Speaking of characterisations, you also do a very interesting job with the villains of the piece, namely Henderson and the Commandant. Henderson is supposedly the good guy, being ostensibly on their side, but he understands nothing and can't be trusted precisely because he doesn't understand. Meanwhile, the Commandant is not and cannot be a likeable person because of the position he holds, but you allow him to be human, which makes him that much more interesting. It's easier to vilify the villains, but it's also too easy and not a reflection of how the world works. The worst perpetrators, the awfullest monsters among humans, generally have a human side - and are all the more terrifying for it.
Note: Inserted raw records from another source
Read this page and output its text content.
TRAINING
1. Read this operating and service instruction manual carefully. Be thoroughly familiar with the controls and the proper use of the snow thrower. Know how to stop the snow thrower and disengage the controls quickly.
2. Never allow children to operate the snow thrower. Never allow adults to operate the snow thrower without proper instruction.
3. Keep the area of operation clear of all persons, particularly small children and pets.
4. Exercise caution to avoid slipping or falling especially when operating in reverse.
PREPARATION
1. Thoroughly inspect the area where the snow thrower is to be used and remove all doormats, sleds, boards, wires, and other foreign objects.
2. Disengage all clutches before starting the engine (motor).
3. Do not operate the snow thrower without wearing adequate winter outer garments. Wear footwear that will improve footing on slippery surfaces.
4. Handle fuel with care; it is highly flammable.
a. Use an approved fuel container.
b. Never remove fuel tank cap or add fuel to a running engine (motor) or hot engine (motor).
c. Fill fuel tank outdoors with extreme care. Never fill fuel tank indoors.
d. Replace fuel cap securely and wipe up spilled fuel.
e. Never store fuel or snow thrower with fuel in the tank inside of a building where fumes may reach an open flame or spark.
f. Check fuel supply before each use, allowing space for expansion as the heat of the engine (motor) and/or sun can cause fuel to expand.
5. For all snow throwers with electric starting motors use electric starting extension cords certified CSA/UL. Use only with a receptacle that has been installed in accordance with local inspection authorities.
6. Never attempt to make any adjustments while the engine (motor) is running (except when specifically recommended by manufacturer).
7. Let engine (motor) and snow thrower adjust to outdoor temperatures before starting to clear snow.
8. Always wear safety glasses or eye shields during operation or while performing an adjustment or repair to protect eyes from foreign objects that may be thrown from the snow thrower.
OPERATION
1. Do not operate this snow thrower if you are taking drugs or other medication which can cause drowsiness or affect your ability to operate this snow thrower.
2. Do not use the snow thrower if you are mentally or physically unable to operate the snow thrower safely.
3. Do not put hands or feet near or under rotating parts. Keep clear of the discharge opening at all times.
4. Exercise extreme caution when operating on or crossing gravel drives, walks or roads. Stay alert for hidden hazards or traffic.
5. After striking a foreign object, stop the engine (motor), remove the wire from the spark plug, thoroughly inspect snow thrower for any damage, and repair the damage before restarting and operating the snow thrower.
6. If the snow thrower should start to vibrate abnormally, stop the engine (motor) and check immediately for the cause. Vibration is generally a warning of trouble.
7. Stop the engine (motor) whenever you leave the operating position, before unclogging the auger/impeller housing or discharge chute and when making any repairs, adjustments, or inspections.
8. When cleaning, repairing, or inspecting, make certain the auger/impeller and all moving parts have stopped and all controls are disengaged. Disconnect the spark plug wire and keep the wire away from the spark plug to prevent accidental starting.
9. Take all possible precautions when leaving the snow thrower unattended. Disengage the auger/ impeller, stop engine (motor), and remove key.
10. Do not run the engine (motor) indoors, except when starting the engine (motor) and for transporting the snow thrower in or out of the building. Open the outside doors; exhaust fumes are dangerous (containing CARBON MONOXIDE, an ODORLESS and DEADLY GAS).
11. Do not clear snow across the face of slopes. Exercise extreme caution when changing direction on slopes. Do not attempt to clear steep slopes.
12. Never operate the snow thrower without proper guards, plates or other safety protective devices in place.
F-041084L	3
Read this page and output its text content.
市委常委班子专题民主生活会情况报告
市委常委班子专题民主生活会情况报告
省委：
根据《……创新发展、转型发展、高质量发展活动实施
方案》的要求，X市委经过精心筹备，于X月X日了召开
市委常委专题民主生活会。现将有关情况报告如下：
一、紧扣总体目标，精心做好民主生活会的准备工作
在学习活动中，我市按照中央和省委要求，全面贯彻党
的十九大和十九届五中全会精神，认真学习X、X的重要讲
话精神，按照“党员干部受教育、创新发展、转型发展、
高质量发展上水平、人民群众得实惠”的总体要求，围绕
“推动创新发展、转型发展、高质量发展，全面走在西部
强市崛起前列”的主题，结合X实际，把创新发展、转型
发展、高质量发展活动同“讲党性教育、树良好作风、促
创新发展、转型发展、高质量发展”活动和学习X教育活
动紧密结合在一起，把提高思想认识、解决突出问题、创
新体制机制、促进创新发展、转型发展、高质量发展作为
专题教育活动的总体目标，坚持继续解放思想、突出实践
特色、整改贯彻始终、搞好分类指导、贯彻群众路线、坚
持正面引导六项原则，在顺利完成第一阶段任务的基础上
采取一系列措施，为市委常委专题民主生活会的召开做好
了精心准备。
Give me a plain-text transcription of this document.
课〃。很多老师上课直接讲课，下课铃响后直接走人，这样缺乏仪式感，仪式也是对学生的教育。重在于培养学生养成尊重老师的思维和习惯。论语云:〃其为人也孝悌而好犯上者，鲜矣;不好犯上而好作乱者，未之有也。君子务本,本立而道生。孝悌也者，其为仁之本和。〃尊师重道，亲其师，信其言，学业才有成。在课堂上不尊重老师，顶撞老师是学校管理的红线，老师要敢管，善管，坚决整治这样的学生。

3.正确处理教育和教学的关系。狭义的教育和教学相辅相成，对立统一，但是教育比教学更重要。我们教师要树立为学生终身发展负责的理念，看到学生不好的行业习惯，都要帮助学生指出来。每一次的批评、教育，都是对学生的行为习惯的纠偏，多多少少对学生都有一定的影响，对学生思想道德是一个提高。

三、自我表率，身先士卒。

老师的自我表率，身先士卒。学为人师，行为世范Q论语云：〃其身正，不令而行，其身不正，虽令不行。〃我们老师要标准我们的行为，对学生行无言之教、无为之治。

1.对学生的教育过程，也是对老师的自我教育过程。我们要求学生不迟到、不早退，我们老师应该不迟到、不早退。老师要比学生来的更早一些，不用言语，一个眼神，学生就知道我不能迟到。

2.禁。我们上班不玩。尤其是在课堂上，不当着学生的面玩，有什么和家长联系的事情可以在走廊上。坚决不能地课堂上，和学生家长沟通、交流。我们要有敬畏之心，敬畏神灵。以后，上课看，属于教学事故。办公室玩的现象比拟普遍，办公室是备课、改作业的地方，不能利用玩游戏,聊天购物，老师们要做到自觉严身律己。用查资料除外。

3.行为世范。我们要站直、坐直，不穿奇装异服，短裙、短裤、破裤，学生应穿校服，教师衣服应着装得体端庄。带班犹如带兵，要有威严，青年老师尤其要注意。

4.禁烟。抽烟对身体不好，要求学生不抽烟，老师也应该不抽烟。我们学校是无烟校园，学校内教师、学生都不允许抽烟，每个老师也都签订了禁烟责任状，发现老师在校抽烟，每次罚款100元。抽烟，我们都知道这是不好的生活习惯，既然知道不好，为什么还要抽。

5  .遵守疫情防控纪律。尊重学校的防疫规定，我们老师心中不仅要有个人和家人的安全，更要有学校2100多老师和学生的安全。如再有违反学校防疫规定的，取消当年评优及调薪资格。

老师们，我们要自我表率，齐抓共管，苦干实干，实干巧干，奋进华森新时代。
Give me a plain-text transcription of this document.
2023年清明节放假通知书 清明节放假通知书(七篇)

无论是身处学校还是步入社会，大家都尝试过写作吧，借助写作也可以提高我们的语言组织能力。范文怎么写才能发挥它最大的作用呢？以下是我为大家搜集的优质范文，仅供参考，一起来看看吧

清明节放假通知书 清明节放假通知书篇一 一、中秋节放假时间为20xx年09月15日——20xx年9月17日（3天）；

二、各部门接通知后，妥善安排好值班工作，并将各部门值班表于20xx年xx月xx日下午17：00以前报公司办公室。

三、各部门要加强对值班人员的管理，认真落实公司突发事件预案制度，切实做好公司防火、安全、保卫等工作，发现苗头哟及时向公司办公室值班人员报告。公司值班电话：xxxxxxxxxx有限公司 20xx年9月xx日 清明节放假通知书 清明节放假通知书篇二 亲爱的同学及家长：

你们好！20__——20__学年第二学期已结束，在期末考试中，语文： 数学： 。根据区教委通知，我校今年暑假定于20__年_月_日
In short, this story has gone off a truly intriguing start - and one that is typically well-written, too. In some ways, I think that out of your stories, The Centre Cannot Hold was the one that made your writing style shine the most and it looks set to continue here. The balance and the emotions are just right, too, so much so that, even with the sneak peeks you've given me at what's to come, I can't wait to read more about the women you introduced us to in this chapter, about how they'll put the world together again and make a new life for themselves after this brutal break in their lives that they had to endure. I'm also hoping for lots of Puck, of course, and to soon see Carl, Li and Iris again - especially for *Una* to soon see Carl, Li and Iris again!
| Parnokianlipstic chapter 1 . 4/19/2022
Flowing, the women's section of the camp, so aptly described, the heat, the diseases that just come. Humor, and small glimpses of life, common quotations, education and language skills and professionalism that just comes out because it is a must, and music, as well as poetry.
The magnificent structure of this chapter, this is so fluid, and between the interrogation of Raffles in the office of the liberators who came, but too late in relation to the lives that were lost.
So much unspoken pain, and the mutual loyalty of women that men in power cannot understand. And the rest, the epolence, and the soap, the mattress, the cool metal cot, and Una’s adopted child jumping on the bed, and Puck.
Insightfully, you have described the ethnic profiling of that war period, with extreme subtlety, Cecilia’s eyes, and Robin’s eyes, everyone will see what you want to them to see if they o ask the right questions, but what are the right questions, then?
I look forward to possibly more glimpses of Una’s comrades in the coming chapters, and all of those quotes are simply amazing!